Auf dem Wahlzettel stand Trump in Kanada nicht – trotzdem mischte der US-Präsident die Parlamentswahl im Nachbarland auf. Den liberalen Sieger Carney sehen die Kanadier als stärkeren Gegenspieler.
Liberale Partei von Premier Carney gewinnt Wahl in Kanada

Laut ersten Prognosen hat die liberale Partei von Premierminister Mark Carney die Parlamentswahl in Kanada gewonnen. Die Regierungspartei hat bei der Abstimmung mehr Mandate errungen als die Konservativen von Herausforderer Pierre Poilievre, berichtet der öffentliche Sender CBC.
Es ist die vierte aufeinanderfolgende kanadische Parlamentswahl, die die Liberalen gewinnen können, was in der Geschichte des G7-Landes sehr ungewöhnlich ist. Ob es für eine absolute Mehrheit der Liberalen ausreichen würde, war zunächst unklar. Dafür wären mindestens 172 Sitze im Parlament in der Hauptstadt Ottawa erforderlich, was der absoluten Mehrheit der Mandate für die 343 Wahlkreise entspricht.
Die Parlamentarier werden durch Direktwahl bestimmt. Etwa 29 Millionen Bürger waren in dem nördlichen Nachbarland der USA und dem flächenmäßig zweitgrößten Land der Welt mit sechs Zeitzonen zur Wahl aufgerufen.
Konservative führten scheinbar uneinholbar – doch dann kam Trump
Carney, ein liberaler Wirtschaftsexperte, übernahm die Positionen des Parteivorsitzenden und Premierministers erst vor kurzem nach einer internen Abstimmung von Justin Trudeau, der Anfang des Jahres seinen Rückzug ankündigte, nachdem seine Beliebtheit in rund zehn Jahren im Amt gesunken war. Carney wurde auch zum ersten Mal in das Parlament gewählt.

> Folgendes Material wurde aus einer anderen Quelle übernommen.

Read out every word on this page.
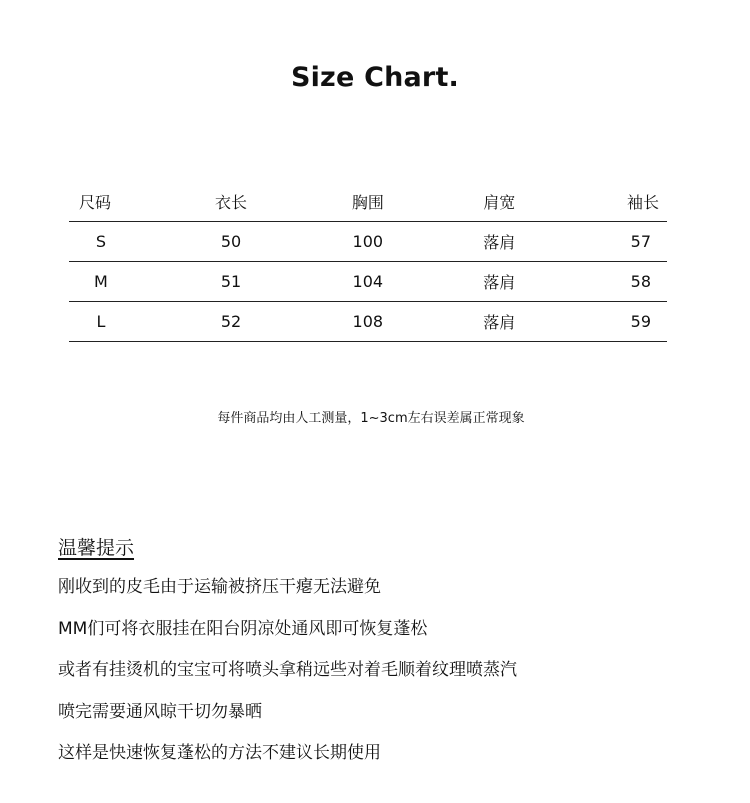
Size Chart.
尺码	衣长	胸围	肩宽	袖长
S	50	100	落肩	57
M	51	104	落肩	58
L	52	108	落肩	59
每件商品均由人工测量，1~3cm左右误差属正常现象
温馨提示
刚收到的皮毛由于运输被挤压干瘪无法避免
MM们可将衣服挂在阳台阴凉处通风即可恢复蓬松
或者有挂烫机的宝宝可将喷头拿稍远些对着毛顺着纹理喷蒸汽
喷完需要通风晾干切勿暴晒
这样是快速恢复蓬松的方法不建议长期使用
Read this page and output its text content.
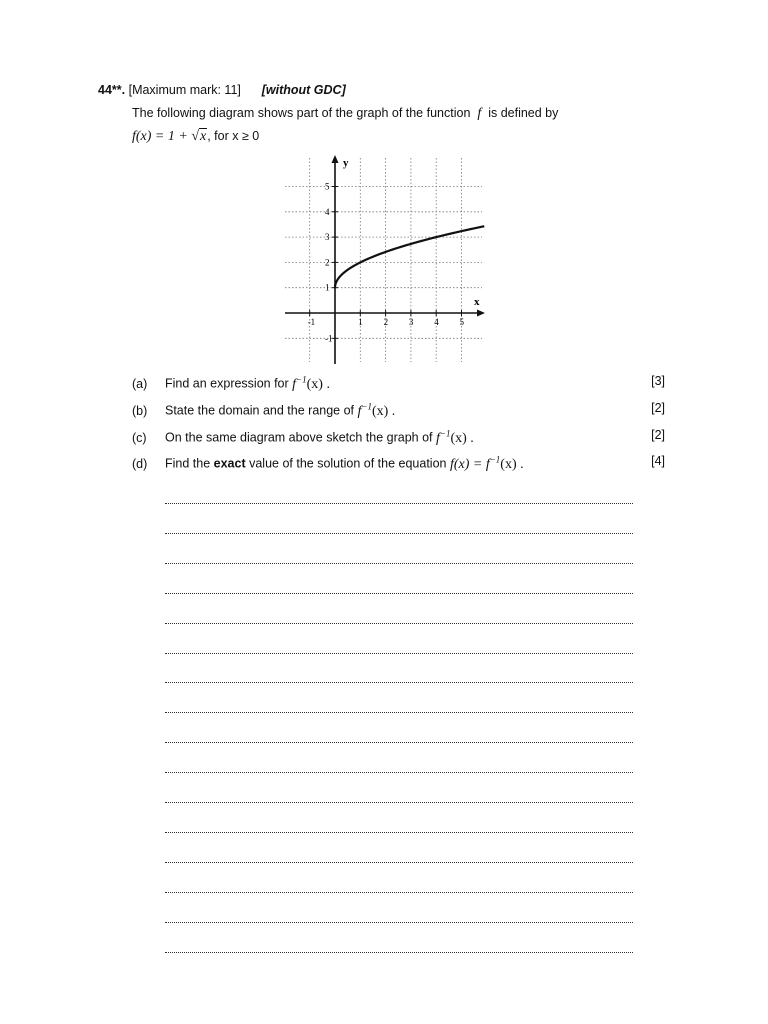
44**. [Maximum mark: 11] [without GDC]
The following diagram shows part of the graph of the function f is defined by
f(x) = 1 + √x, for x ≥ 0
-1	1 2 3 4 5
-1
1
2
3
4
5
x
y
(a) Find an expression for $f^{-1}(x)$ .	[3]
(b) State the domain and the range of $f^{-1}(x)$ .	[2]
(c) On the same diagram above sketch the graph of $f^{-1}(x)$ .	[2]
(d) Find the exact value of the solution of the equation $f(x) = f^{-1}(x)$ .	[4]
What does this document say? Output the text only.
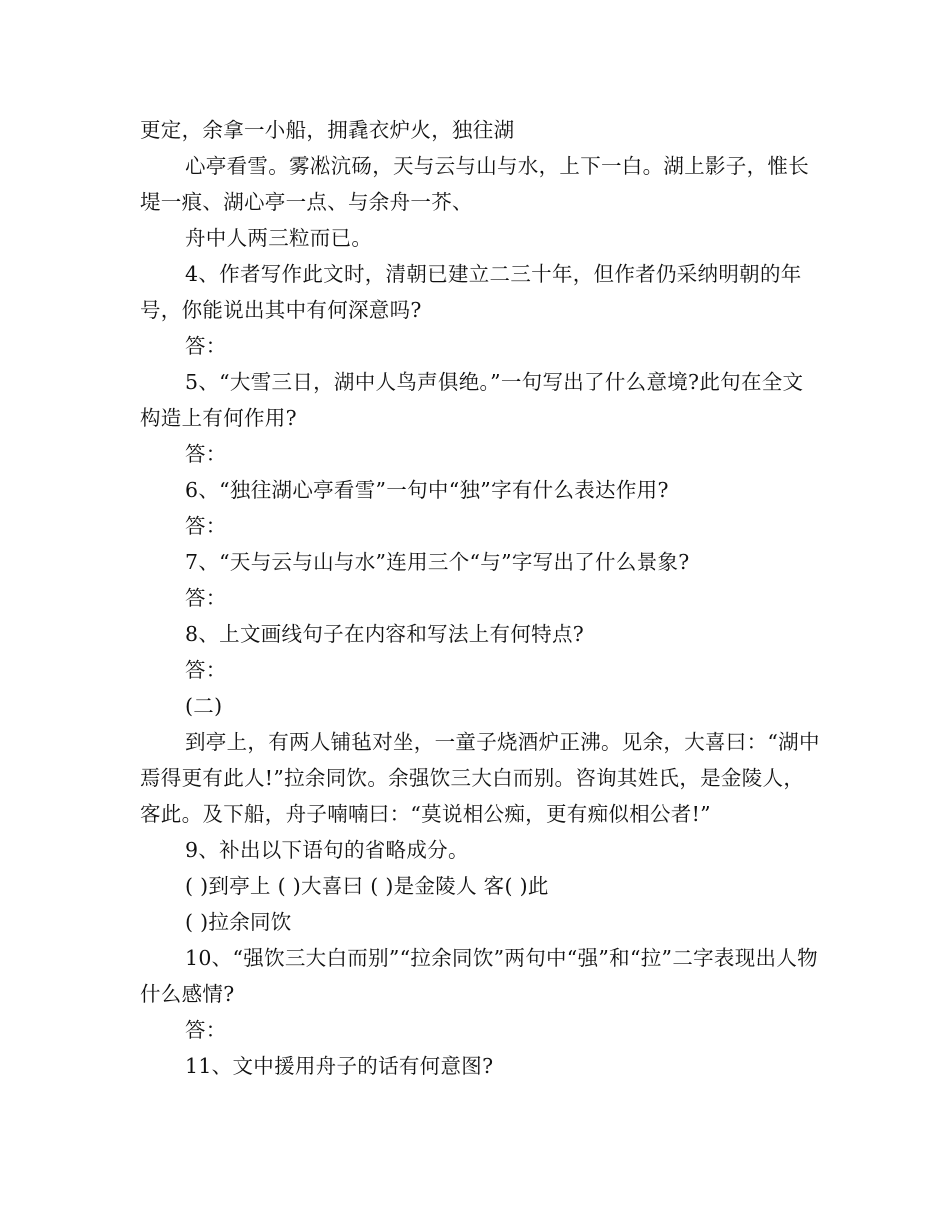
更定，余拿一小船，拥毳衣炉火，独往湖

心亭看雪。雾凇沆砀，天与云与山与水，上下一白。湖上影子，惟长堤一痕、湖心亭一点、与余舟一芥、

舟中人两三粒而已。

4、作者写作此文时，清朝已建立二三十年，但作者仍采纳明朝的年号，你能说出其中有何深意吗?

答：

5、“大雪三日，湖中人鸟声俱绝。”一句写出了什么意境?此句在全文构造上有何作用?

答：

6、“独往湖心亭看雪”一句中“独”字有什么表达作用?

答：

7、“天与云与山与水”连用三个“与”字写出了什么景象?

答：

8、上文画线句子在内容和写法上有何特点?

答：

(二)

到亭上，有两人铺毡对坐，一童子烧酒炉正沸。见余，大喜曰：“湖中焉得更有此人!”拉余同饮。余强饮三大白而别。咨询其姓氏，是金陵人，客此。及下船，舟子喃喃曰：“莫说相公痴，更有痴似相公者!”

9、补出以下语句的省略成分。

( )到亭上 ( )大喜曰 ( )是金陵人 客( )此

( )拉余同饮

10、“强饮三大白而别”“拉余同饮”两句中“强”和“拉”二字表现出人物什么感情?

答：

11、文中援用舟子的话有何意图?
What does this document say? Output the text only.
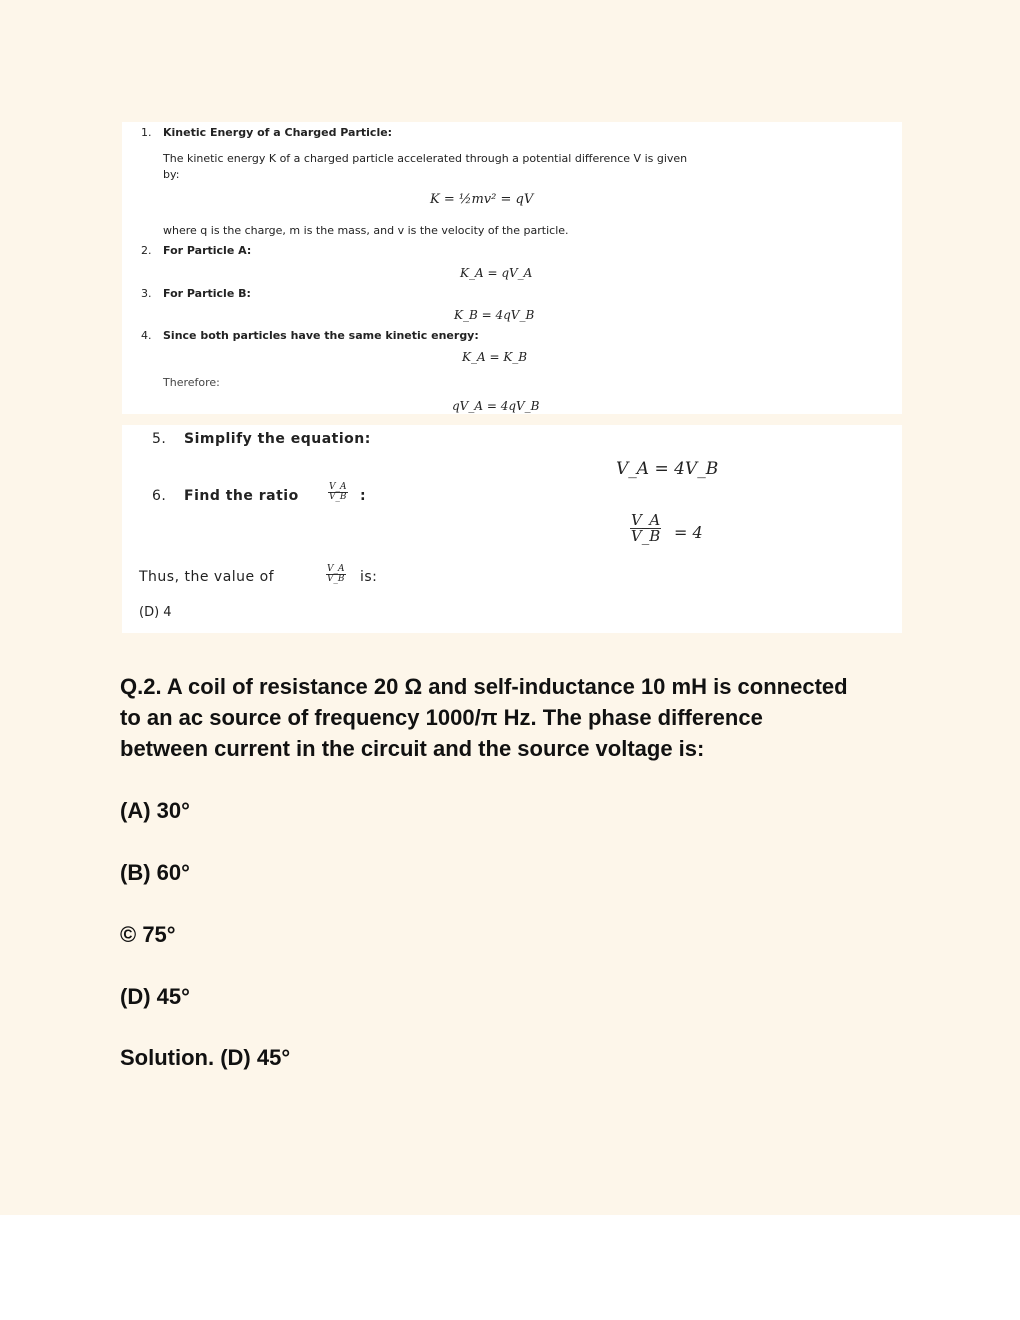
1. Kinetic Energy of a Charged Particle:
The kinetic energy K of a charged particle accelerated through a potential difference V is given
by:
K = ½mv² = qV
where q is the charge, m is the mass, and v is the velocity of the particle.
2. For Particle A:
K_A = qV_A
3. For Particle B:
K_B = 4qV_B
4. Since both particles have the same kinetic energy:
K_A = K_B
Therefore:
qV_A = 4qV_B
5. Simplify the equation:
V_A = 4V_B
6. Find the ratio	$\frac{V\_A}{V\_B}$ :
$\frac{V\_A}{V\_B} = 4$
Thus, the value of	$\frac{V\_A}{V\_B}$ is:
(D) 4
Q.2. A coil of resistance 20 Ω and self-inductance 10 mH is connected
to an ac source of frequency 1000/π Hz. The phase difference
between current in the circuit and the source voltage is:
(A) 30°
(B) 60°
© 75°
(D) 45°
Solution. (D) 45°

Die Parlamentswahl wurde durch die aggressive Zollpolitik und Annexionsdrohungen von US-Präsident Donald Trump beeinflusst. Am Wahltag forderte Trump die Kanadier erneut auf, einer Eingliederung in die USA zuzustimmen. Die Einmischung des US-Präsidenten hatte einen großen Einfluss auf den Wahlkampf in Kanada: Obwohl die oppositionellen Konservativen in Umfragen lange Zeit vorne lagen, rückten die Kanadier im Widerstand gegen Trump zusammen und unterstützten größtenteils Carney.
Erfahrener Krisenmanager gegen «Canada First»-Kandidat
Der 60-Jährige verfügt über nationale und internationale Krisenerfahrung. Während der Finanzkrise war der Politiker aus Alberta ab 2008 Leiter der kanadischen Zentralbank. Von 2013 bis 2020 war Carney während der turbulenten Brexit-Phase Zentralbankchef in Großbritannien und anschließend bis Januar dieses Jahres UN-Sondergesandter für Klimaschutz. Er setzt sich für eine engere Zusammenarbeit mit Europa und Asien ein, um die Handelsabhängigkeit von den USA zu verringern. Laut Umfragen trauen die meisten Kanadier Carney am ehesten zu, Trump die Stirn zu bieten.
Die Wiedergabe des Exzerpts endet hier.